Its designer was sculptor Anish Kapoor who unveiled the design in 2001.
It is made from strips of stainless steel and was manufactured in Finland through a process of cold forging and finely polished to give it its highly reflective surface.
The public sculpture consists of a 20-footwide concave dish angled upwards towards the sky. Turning the world upside down in its reflection, Kapoor seeks individuals to question perspective in his work.
Since its installation it has become one of the most popular public works of art in the city’s history – and a positive boon for Nottingham in the age of Instagram.
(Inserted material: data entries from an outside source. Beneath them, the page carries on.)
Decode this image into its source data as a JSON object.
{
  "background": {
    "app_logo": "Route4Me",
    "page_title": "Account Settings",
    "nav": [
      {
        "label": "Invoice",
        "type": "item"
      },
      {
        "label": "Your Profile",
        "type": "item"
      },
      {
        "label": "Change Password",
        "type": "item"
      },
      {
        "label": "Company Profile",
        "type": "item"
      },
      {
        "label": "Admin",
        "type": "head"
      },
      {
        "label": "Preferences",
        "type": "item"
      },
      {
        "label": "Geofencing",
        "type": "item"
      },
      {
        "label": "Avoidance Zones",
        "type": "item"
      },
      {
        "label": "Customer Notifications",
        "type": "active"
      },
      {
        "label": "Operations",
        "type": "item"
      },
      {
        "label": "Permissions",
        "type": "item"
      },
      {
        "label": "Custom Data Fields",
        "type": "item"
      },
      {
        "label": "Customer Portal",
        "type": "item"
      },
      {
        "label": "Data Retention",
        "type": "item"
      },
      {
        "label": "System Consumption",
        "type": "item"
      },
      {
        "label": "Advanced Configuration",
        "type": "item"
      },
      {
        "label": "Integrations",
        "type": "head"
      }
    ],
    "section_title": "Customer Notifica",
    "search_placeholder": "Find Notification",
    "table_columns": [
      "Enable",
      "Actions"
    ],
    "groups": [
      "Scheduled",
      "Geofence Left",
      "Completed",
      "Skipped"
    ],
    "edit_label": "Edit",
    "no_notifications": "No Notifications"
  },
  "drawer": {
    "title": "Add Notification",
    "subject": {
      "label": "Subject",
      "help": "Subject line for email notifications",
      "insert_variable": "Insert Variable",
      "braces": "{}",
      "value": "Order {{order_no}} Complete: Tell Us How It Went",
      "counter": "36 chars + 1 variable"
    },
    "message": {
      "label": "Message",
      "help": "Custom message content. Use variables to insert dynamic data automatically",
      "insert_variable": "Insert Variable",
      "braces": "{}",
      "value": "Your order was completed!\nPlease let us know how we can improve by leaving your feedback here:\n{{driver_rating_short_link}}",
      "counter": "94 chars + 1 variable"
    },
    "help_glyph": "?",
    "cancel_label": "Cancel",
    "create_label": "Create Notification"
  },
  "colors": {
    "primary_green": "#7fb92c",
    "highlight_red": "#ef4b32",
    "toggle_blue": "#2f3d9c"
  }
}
Speaking about the Sky Mirror at its 20th anniversary back in May, Anish Kapoor said: “Sky Mirror at the Nottingham Playhouse was installed 20 years ago with the help and enthusiasm of the then director of the Playhouse Ruth Mackenzie.
“It is in many ways a confusing object.
“Its concavity creates a surface and spatial field that is hard to determine, and situated here in the city centre it invites communal participation in a moment of fracture and distortion.”